I am running a local instance of Galaxy 22.01 on my institution’s slurm cluster via DRMAA. I am configuring it to send jobs to our partition, where each job is given one node and all the cpus on that node (in job_conf.xml:
param id="nativeSpecification">--nodes=1 --ntasks=1 --cpus-per-task=32 --partition=vgl</param>). For more background on this cluster, when I am submitting jobs via sbatch and I need a tool from a conda environment, I need to either a) activate the conda env from the interactive head node, then submit the job, or b) have the job script explicitly
init my conda, then
source ~/.bashrc, then activate the required env, within the job script. Otherwise, the job can fail because it did not find the tool.
Onto the local Galaxy install!
Sometimes when I run a workflow, a tool works once but not another time, like in this screenshot:
Other times, a tool will not work when I try to invoke a workflow using it. These two BWA MEM jobs failed for different reasons in the same workflow. But then I tried invoking the workflow again, and then they both ran fine.
Another instance of BWA MEM working once then not again within the same invokation:
I have also been seeing this with BUSCO and QUAST. Here is an example of the workflow-invoked BUSCO failing, but then it ran fine on the same dataset when I clicked “rerun job”:
Sometimes for BWA MEM I get a database locked error (might be unrelated to the previous ones…):
Traceback (most recent call last): File "/lustre/fs5/vgl/scratch/labueg/galaxy_22.01/galaxy/.venv/lib/python3.7/site-packages/sqlalchemy/engine/base.py", line 1803, in _execute_context cursor, statement, parameters, context File "/lustre/fs5/vgl/scratch/labueg/galaxy_22.01/galaxy/.venv/lib/python3.7/site-packages/sqlalchemy/engine/default.py", line 732, in do_execute cursor.execute(statement, parameters) sqlite3.OperationalError: database is locked
For the above database locked error, this was when I was running the bwa-mem workflow a couple times to try to debug it, so maybe it is coming from trying to run the workflow twice at once or something? I have only started seeing this error recently, like last night when trying to run it a couple times.
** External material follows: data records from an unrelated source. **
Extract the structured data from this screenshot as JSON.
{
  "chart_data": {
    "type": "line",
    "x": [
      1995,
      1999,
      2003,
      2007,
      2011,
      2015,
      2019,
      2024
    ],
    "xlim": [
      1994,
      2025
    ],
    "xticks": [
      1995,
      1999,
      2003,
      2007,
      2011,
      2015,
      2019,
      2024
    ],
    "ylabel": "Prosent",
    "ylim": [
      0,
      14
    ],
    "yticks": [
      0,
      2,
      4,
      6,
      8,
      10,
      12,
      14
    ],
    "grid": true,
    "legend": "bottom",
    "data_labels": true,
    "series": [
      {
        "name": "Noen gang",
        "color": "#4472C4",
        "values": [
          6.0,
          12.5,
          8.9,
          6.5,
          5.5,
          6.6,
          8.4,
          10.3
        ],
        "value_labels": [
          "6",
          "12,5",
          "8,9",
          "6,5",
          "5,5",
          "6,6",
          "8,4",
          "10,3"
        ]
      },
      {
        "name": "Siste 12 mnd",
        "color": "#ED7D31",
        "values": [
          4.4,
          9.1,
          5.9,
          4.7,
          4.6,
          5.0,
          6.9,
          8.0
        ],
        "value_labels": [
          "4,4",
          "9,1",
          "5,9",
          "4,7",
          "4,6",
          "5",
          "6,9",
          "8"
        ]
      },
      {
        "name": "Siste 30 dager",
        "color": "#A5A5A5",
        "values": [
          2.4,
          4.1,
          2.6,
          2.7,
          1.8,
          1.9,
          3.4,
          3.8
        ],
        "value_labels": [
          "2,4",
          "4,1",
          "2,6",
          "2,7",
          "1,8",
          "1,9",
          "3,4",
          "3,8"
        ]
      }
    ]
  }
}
For tools that I have not run into this issue with: meryl, merqury, and hifiasm have all been running without a hitch, I have not seen any of the above errors with them.
The workflows I am using are found here: HiC workflow (with BWA MEM) and [iwc/Galaxy-Workflow-Long_read_assembly_with_Hifiasm_and_HiC_data.ga at VGP · Delphine-L/iwc · GitHub](https://Hifiasm-HiC workflow (with BUSCO/QUAST)). Here is the rest of my
job_conf.xml in case it is helpful:
<?xml version="1.0"?> <!-- A sample job config that explicitly configures job running the way it is configured by default (if there is no explicit config). --> <job_conf> <plugins> <plugin id="local" type="runner" load="galaxy.jobs.runners.local:LocalJobRunner" workers="4"/> <plugin id="slurm" type="runner" load="galaxy.jobs.runners.slurm:SlurmJobRunner"> <param id="drmaa_library_path">/vggpfs/fs3/vgl/store/labueg/programs/slurm-drmaa/slurm-drmaa-1.1.3/lib/libdrmaa.so</param> </plugin> </plugins> <destinations default="slurm-vgl"> <destination id="local" runner="local"/> <destination id="slurm-vgl" runner="slurm"> <param id="nativeSpecification">--nodes=1 --ntasks=1 --cpus-per-task=32 --partition=vgl</param> </destination> <destination id="slurm-bigmem" runner="slurm"> <param id="nativeSpecification">--nodes=1 --ntasks=1 --cpus-per-task=64 --partition=vgl_bigmem</param> </destination> </destinations> </job_conf>
Any help is appreciated, and please let me know if any more details would help! Thank you for your time!